La «cause exacte» de l’accident n’est cependant pas encore «déterminée», a dit le procureur de Marseille, Xavier Tarabeux, qui s’est une nouvelle fois déplacé à Millas, le village des Pyrénées-Orientales (sud) où a eu lieu la collision.

Les premières « constatations matérielles» vont «plutôt dans le sens d’une barrière fermée», a-t-il cependant déclaré, annonçant que la conductrice du car, elle-même blessée, a été placée en garde à vue. Une information judiciaire devrait de plus être ouverte pour « homicides et blessures involontaires», selon le procureur.

Voulant cependant rester prudent, il a ajouté : «Aujourd’hui, on ne peut pas tirer de conclusions, on ne peut que constater un certain nombre d’éléments matériels ».

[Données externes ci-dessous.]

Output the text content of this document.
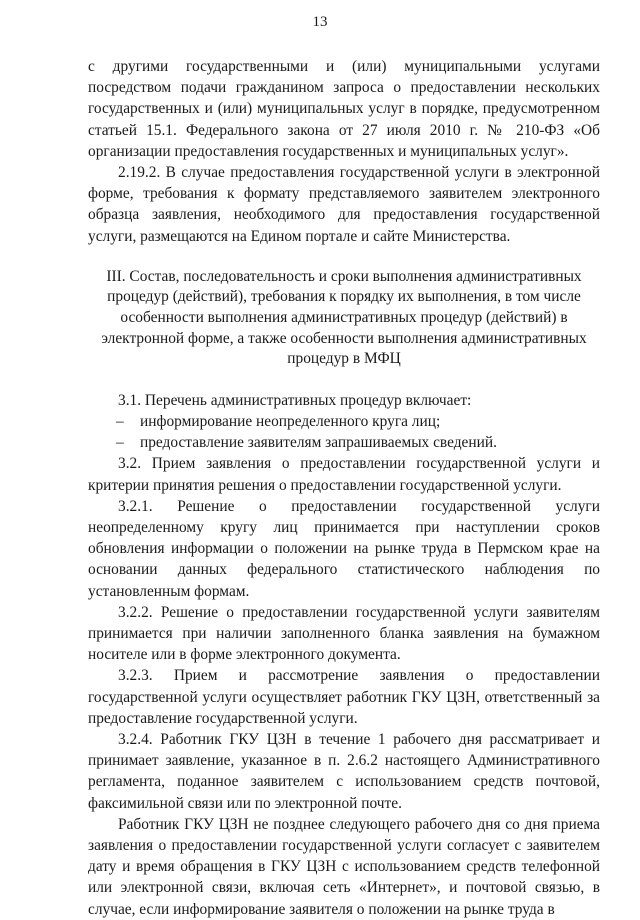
13

с другими государственными и (или) муниципальными услугами посредством подачи гражданином запроса о предоставлении нескольких государственных и (или) муниципальных услуг в порядке, предусмотренном статьей 15.1. Федерального закона от 27 июля 2010 г. № 210-ФЗ «Об организации предоставления государственных и муниципальных услуг».

2.19.2. В случае предоставления государственной услуги в электронной форме, требования к формату представляемого заявителем электронного образца заявления, необходимого для предоставления государственной услуги, размещаются на Едином портале и сайте Министерства.

III. Состав, последовательность и сроки выполнения административных процедур (действий), требования к порядку их выполнения, в том числе особенности выполнения административных процедур (действий) в электронной форме, а также особенности выполнения административных процедур в МФЦ

3.1. Перечень административных процедур включает:

– информирование неопределенного круга лиц;
– предоставление заявителям запрашиваемых сведений.

3.2. Прием заявления о предоставлении государственной услуги и критерии принятия решения о предоставлении государственной услуги.

3.2.1. Решение о предоставлении государственной услуги неопределенному кругу лиц принимается при наступлении сроков обновления информации о положении на рынке труда в Пермском крае на основании данных федерального статистического наблюдения по установленным формам.

3.2.2. Решение о предоставлении государственной услуги заявителям принимается при наличии заполненного бланка заявления на бумажном носителе или в форме электронного документа.

3.2.3. Прием и рассмотрение заявления о предоставлении государственной услуги осуществляет работник ГКУ ЦЗН, ответственный за предоставление государственной услуги.

3.2.4. Работник ГКУ ЦЗН в течение 1 рабочего дня рассматривает и принимает заявление, указанное в п. 2.6.2 настоящего Административного регламента, поданное заявителем с использованием средств почтовой, факсимильной связи или по электронной почте.

Работник ГКУ ЦЗН не позднее следующего рабочего дня со дня приема заявления о предоставлении государственной услуги согласует с заявителем дату и время обращения в ГКУ ЦЗН с использованием средств телефонной или электронной связи, включая сеть «Интернет», и почтовой связью, в случае, если информирование заявителя о положении на рынке труда в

Les versions restent en effet toujours contradictoires : la conductrice assure que les barrières du passage à niveau où a eu lieu le drame étaient «levées », n’empêchant ainsi pas sa traversée des voies.

En revanche, le conducteur du train a affirmé que les barrières étaient abaissées. La Société nationale des Chemins de fer français (SNCF) a assuré de son côté que le passage à niveau « fonctionnait normalement ».

Mais «il faut que ces indices puissent être confortés dans le cadre d’expertises puis confrontés aux témoignages», a-t-il averti, après avoir assisté à une reconstitution sur les lieux du drame pour déterminer le champ de vision de la conductrice, elle-même blessée.

L’accident est l’un des plus graves impliquant un transport d’enfants depuis le drame de Beaune (centre-est) en 1982 (53 morts, dont 44 enfants).

Six collégiens ont été tués. Le pronostic vital est toujours engagé pour cinq autres enfants.